Dear Uncle Sam,
My tutorial partner recently ended our chirpse over Facebook Messenger, and now, whilst discussing the finer nuances of Riemann integration twice a week, we have to pretend that we haven’t slept together. Any tips?
This is a difficult situation to be in—for a start, the fact that you’re using the word ‘chirpse’ in 2017 demonstrates how hopelessly uncool you are. I wouldn’t be at all surprised if your catastrophic inability to keep track of what is socially acceptable slang was the key reason behind your little affair ending. Except, of course, if you were saying it ironically: if this is the case, you’re now awesome and your ex-chirpse has made a huge mistake.
The best advice I can give you here is to make things as awkward as possible. Really hammer home that you won’t be mucked around like this. The quickest route to accomplishing this is obviously sleeping with your tutor. Just imagine the look on your ex’s face as your tutor skips up to them, fuelled by post-coital joy, unable to contain their excitement as they spill the beans about your dirty, sweaty, voluptuary night of passion and self-loathing.
If you’re especially keen to make them jealous, don’t use protection: nothing will grind their gears quite like watching your new love child being raised before their eyes during weekly tutorials. It goes without saying that if you and your tutor are the same gender, adopting a baby has exactly the same effect.
It’s unlikely that your tutor will reject your advances. But if they do, you’ll have to expand your plan for revenge (that is what you wanted tips for, right?) to include them too. Thankfully, this scenario permits you to kill two birds with one stone!

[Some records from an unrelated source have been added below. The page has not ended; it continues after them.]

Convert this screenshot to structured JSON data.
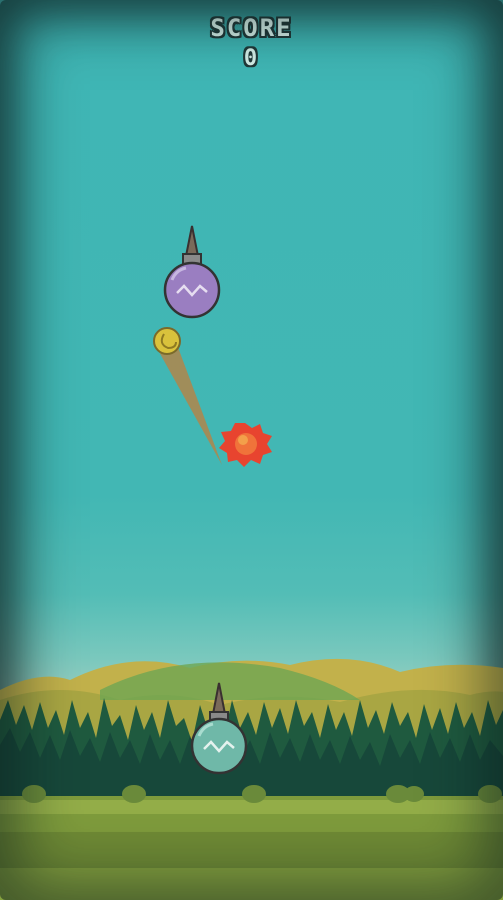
{
  "hud": {
    "score_label": "SCORE",
    "score_value": "0"
  },
  "palette": {
    "sky": "#42b7b4",
    "ground": "#7e9b3c",
    "grass_light": "#93ad48",
    "forest": "#1f5a3f",
    "hills": "#c7b24c",
    "enemy_ornament": "#9a7ec1",
    "player_ornament": "#6fb8a8",
    "coin": "#d9c23c",
    "explosion": "#e8442f"
  },
  "sprites": {
    "enemy": "purple-ornament-bomb",
    "player": "teal-ornament-bomb-cannon",
    "projectile": "gold-coin-with-trail",
    "explosion": "red-burst"
  }
}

Your best friend in this situation is anthrax. Depending on how furious you are, you might want to use the real thing. If you’re not too fussed and would like a reasonable chance of survival, I’d swap it for sugar or talcum powder. Anyway, you need to arrive for your tute five minutes early and plant a not-quite-sealed package containing your anthrax (or anthrax substitute) someplace where it’s easy to knock over. A few minutes into your discussion about the fundamental theorem of calculus and step functions, casually brush the package on to the ground, spilling your powder everywhere. Then scream “anthrax!” at the top of your lungs. This will alert your adversaries that you have knocked anthrax on the floor.
Provided your college has even the most basic health and safety procedures, the three of you should be quarantined almost immediately. Now you have your opportunity to turn your tutor and former booty call against one another: a recommended starting point is tricking them both into thinking that the other had planted the anthrax. Let it get violent. With any luck, they will maim one another enough to leave permanent damage or provide grounds for the police to arrest them for grievous bodily harm—or, ideally, both.
It hasn’t escaped my attention that you may wish to punish a third party—who may or may not be separate from your tutor-tute partner debacle. If you do, you can find a means of framing them for the anthrax attack. Contaminating the scene with their DNA, disguising yourself as them, or forging a written confession to the incident should do the trick. And remember, if someone doesn’t love you at your best, they shouldn’t be able to handle you at your worst!